We analyzed more than 900 bone/teeth pieces from this assemblage housed in the collection of Fundação Museu do Homem Americano (FUMDHAM), Piauí State, Brazil. By far, the most abundant species of the assemblage was Kerodon rupestris, an endemic-extant rodent from Brazil. This rodent is gregarious, and a habitat specialist that inhabits rocky outcrops. From a total of 38 individuals securely identified, 35 belong to Kerodon rupestris.
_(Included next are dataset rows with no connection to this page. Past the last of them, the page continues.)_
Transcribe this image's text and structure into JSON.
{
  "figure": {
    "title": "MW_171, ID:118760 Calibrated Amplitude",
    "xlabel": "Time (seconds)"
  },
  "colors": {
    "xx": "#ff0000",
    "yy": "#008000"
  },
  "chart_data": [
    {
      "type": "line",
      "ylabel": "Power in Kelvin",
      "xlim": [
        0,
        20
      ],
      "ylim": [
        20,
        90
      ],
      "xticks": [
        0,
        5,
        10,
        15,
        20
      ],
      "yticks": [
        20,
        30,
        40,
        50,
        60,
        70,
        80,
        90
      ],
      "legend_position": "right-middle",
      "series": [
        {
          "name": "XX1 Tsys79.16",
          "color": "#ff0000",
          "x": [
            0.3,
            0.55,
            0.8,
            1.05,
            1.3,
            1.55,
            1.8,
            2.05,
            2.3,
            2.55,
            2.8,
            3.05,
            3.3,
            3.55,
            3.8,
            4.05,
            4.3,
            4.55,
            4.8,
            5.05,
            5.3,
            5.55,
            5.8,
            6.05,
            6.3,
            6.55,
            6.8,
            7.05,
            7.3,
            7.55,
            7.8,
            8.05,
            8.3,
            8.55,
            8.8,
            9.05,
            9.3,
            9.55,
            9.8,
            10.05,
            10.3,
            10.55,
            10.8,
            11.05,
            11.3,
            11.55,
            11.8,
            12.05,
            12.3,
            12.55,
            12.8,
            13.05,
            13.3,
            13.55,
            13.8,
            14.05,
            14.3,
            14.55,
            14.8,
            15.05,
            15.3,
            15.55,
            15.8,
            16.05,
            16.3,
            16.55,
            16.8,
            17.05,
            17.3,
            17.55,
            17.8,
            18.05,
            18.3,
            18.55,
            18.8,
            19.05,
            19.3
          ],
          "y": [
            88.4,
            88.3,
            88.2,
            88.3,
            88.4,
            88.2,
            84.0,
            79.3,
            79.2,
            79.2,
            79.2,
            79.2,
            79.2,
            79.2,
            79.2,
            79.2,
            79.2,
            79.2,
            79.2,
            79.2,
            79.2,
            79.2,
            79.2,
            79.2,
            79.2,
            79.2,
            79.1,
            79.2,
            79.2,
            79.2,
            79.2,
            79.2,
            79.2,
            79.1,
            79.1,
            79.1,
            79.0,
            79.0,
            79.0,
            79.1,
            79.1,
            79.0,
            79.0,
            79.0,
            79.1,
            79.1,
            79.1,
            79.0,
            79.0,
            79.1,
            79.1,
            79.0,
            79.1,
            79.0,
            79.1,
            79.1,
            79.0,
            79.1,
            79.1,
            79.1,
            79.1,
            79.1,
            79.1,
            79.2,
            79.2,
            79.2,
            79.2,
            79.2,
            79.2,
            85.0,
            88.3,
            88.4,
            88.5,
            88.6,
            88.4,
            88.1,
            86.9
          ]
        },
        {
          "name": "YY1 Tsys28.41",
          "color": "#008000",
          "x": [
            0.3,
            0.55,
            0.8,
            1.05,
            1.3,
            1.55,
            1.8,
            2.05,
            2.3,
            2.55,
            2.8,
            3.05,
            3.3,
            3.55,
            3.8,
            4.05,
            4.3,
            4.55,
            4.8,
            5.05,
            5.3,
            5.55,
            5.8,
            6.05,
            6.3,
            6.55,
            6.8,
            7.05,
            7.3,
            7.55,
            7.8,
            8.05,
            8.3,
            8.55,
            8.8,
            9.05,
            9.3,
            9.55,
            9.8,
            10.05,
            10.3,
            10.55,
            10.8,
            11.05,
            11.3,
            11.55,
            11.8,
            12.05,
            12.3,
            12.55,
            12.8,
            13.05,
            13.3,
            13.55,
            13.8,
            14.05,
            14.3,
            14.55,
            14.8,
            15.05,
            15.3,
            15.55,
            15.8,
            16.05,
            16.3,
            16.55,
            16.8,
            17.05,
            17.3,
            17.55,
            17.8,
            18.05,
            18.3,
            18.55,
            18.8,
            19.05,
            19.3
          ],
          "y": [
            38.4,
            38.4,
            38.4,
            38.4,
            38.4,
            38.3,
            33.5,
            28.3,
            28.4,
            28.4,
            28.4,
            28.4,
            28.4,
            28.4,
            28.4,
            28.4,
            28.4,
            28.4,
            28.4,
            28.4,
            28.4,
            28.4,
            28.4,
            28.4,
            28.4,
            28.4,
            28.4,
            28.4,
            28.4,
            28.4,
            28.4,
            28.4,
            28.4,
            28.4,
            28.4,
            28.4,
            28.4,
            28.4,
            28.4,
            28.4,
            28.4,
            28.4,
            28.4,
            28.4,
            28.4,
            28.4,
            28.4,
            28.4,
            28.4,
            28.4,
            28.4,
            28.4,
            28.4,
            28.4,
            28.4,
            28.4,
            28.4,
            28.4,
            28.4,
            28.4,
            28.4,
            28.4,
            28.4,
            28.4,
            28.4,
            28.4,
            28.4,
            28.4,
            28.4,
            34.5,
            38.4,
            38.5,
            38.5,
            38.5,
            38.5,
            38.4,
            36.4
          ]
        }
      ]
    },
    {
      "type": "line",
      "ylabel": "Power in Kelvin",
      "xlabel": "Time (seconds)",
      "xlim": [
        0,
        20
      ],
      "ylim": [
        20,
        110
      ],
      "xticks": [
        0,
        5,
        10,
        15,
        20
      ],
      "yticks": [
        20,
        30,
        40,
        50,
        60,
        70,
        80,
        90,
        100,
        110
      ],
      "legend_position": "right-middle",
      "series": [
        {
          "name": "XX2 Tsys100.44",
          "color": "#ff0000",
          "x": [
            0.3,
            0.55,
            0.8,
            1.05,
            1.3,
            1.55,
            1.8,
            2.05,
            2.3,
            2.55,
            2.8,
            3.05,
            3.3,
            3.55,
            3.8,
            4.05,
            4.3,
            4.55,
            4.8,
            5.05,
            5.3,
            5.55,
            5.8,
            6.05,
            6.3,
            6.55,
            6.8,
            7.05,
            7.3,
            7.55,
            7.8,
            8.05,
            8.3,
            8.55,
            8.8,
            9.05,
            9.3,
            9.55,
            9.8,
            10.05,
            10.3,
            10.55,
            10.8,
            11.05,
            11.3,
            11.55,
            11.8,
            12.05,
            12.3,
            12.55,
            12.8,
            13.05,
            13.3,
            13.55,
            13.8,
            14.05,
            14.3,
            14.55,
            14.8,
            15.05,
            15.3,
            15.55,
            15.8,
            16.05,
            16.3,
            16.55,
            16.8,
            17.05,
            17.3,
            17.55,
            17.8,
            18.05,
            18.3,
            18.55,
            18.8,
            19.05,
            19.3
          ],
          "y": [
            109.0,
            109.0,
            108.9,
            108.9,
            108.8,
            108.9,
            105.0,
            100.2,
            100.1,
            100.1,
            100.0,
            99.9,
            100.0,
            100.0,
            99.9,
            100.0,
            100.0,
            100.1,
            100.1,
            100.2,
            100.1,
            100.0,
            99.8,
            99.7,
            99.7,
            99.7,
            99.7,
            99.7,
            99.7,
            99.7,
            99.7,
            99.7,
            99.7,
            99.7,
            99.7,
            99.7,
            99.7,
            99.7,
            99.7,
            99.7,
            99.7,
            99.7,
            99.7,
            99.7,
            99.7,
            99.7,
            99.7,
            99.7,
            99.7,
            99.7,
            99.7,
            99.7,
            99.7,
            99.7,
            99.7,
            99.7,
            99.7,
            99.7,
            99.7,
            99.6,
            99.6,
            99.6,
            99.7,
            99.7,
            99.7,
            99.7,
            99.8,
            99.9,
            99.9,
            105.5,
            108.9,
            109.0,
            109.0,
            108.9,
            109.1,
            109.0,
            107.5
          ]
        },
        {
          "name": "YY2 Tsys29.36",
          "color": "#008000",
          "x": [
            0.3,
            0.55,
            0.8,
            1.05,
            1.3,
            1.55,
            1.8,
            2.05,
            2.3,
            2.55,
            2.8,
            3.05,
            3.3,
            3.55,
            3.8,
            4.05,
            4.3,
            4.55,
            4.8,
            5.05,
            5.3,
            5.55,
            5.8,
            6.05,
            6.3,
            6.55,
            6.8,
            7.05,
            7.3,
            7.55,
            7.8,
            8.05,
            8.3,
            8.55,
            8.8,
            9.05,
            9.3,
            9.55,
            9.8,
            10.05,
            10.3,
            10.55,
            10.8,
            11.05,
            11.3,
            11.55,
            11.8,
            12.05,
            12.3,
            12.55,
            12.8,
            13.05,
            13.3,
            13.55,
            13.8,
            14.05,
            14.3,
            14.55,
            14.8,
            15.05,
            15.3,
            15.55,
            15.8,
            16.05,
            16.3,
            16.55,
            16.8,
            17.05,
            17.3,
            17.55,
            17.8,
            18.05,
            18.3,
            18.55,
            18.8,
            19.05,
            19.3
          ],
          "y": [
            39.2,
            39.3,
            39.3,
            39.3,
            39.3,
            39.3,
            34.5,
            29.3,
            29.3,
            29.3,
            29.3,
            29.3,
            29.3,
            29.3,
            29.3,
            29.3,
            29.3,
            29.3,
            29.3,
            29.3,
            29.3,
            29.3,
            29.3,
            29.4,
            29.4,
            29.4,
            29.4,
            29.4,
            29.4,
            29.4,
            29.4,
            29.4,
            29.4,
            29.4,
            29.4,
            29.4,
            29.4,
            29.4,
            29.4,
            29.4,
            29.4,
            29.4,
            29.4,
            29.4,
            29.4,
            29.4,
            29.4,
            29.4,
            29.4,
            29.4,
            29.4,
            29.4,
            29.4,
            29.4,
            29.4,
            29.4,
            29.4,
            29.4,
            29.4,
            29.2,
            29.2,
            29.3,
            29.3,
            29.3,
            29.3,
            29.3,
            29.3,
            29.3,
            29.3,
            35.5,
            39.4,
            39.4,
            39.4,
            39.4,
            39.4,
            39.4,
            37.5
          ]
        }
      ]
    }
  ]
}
The emplacement of Kerodon rupestris remains was probably due to the pitfall entrapment of individuals. Besides the morphology of the cave that is suggestive of such process, our interpretation is supported by the fact that we found remains representing skulls and many bones from different parts of the skeleton, and that the skeletons are relatively complete and do not present extensive fragmentation. Based on the known gregarious behavior of the species and its adaptations for climbing, a very logical conclusion for our findings is of catastrophic mortality (e.g. lightning stroke the colony, since the cave is in an elevated position, killing several individuals at once). However, fortunately, we were able to obtain radiocarbon dating from four individuals of Kerodon rupestris. Our chronology reveals that ages range approximately from 8kyr BP to 4kyr BP. Thus, the bone assemblage was formed by the addition of individuals in multiple events, characterizing an attritional accumulation.
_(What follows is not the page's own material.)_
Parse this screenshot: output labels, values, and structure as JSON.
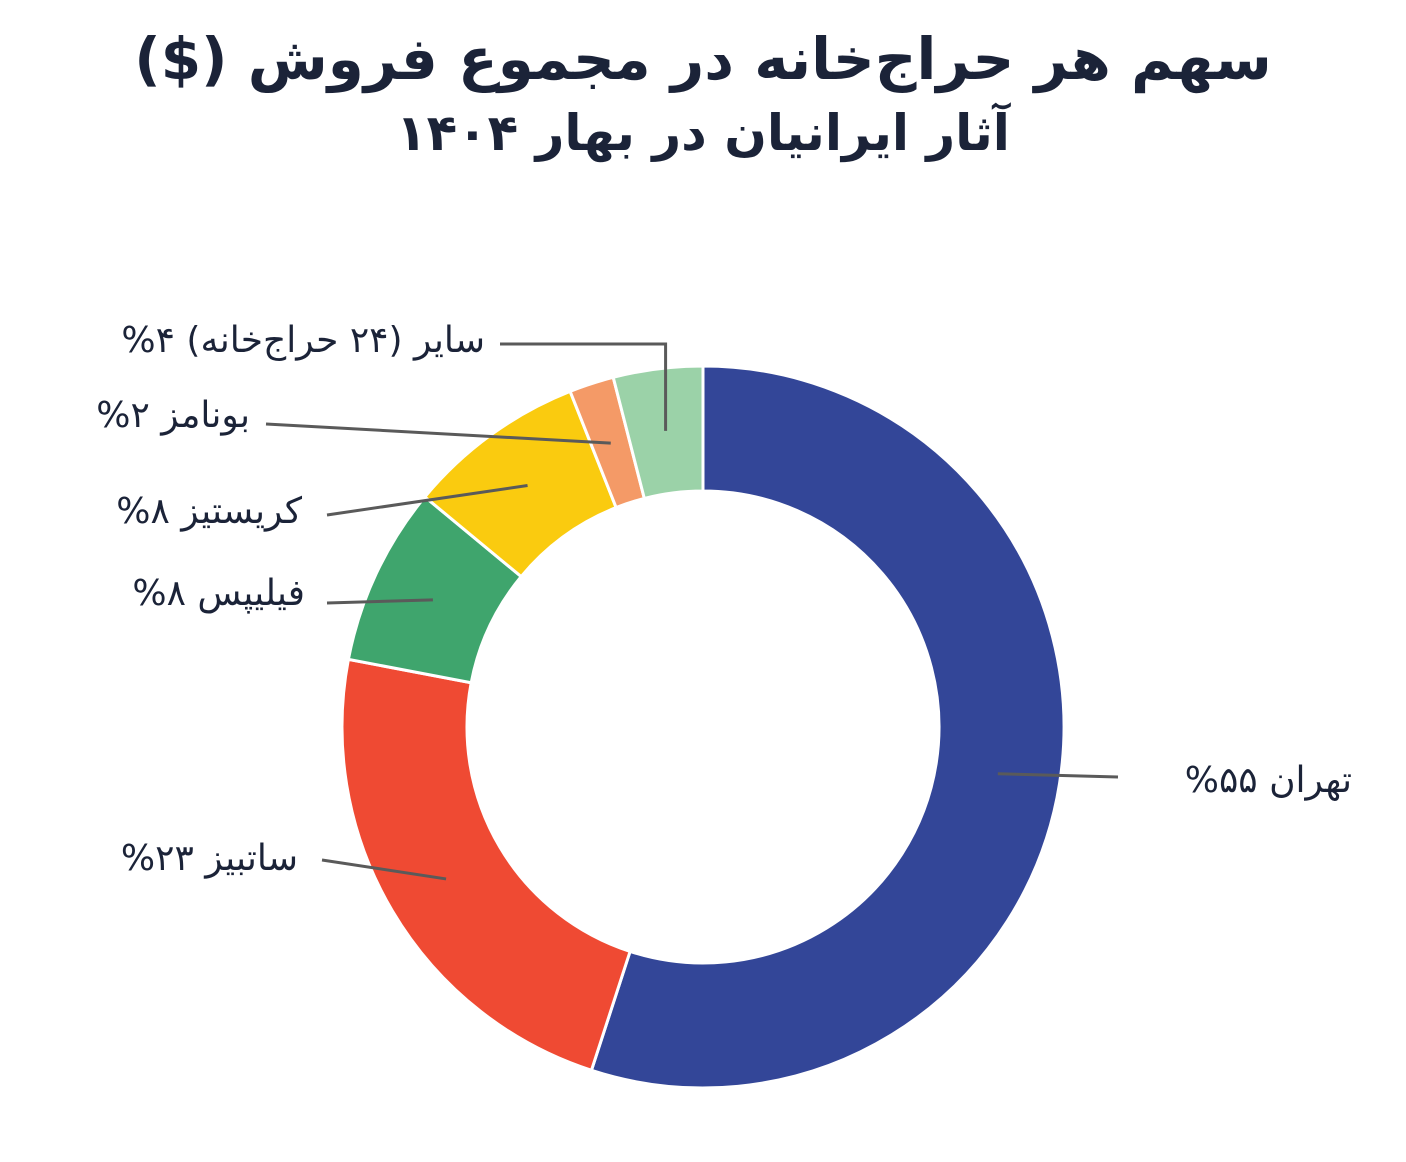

Our finding was surprising because since these rodents inhabit rocky outcrops and are known for their climbing skills — we would not expect them to get trapped in a cave. However, the cave pitfall has steep walls and is deep, which may explain the imprisoning of those animals. In addition, this environment is part of their habitat, representing a regular risk of injuries and entrapment. Lastly, given the chronological range of the assemblage, a death every 115 years would be enough to account for the number of individuals found.
After death, each skeleton remained exposed on the bottom of the pit during an uncertain period of time until the recovery. This period was marked by the occurrence of post-depositional damage on the skeletons. They were disarticulated, their bones were fragmented and a few developed features due to weathering. Also, some bones were covered by incrustation and others perforated by invertebrates, probably for pupation purposes.
Our study shows that even a species that is known to live in groups, such as Kerodon rupestris, can dominate bone assemblages formed by the subsequent death of individuals from different generations of the population. The main paleoecological implication of our finding is that the association of many individuals from the same species in a bone assemblage does not necessarily mean a single event of mortality, and it is not reliable to infer gregariousness for extinct species based solely on the disproportional abundance of one or few species. Thus, understanding the genesis of a fossil assemblage is mandatory to interpret the paleoecological information preserved in the fossil record.
These findings are described in the article entitled The dominance of an extant gregarious taxon in an attritional accumulation: Taphonomy and palaeoecological implications, recently published in the journal Palaeogeography, Palaeoclimatology, Palaeoecology. This work was conducted by Elver Luiz Mayer from the Universidade Federal do Rio Grande do Sul, Leonardo Kerber from the Universidade Federal de Santa Maria, Ana Maria Ribeiro from the Universidade Federal do Rio Grande do Sul and the Fundação Zoobotânica do Rio Grande do Sul, and Alex Hubbe from the Universidade Federal da Bahia and the Instituto do Carste.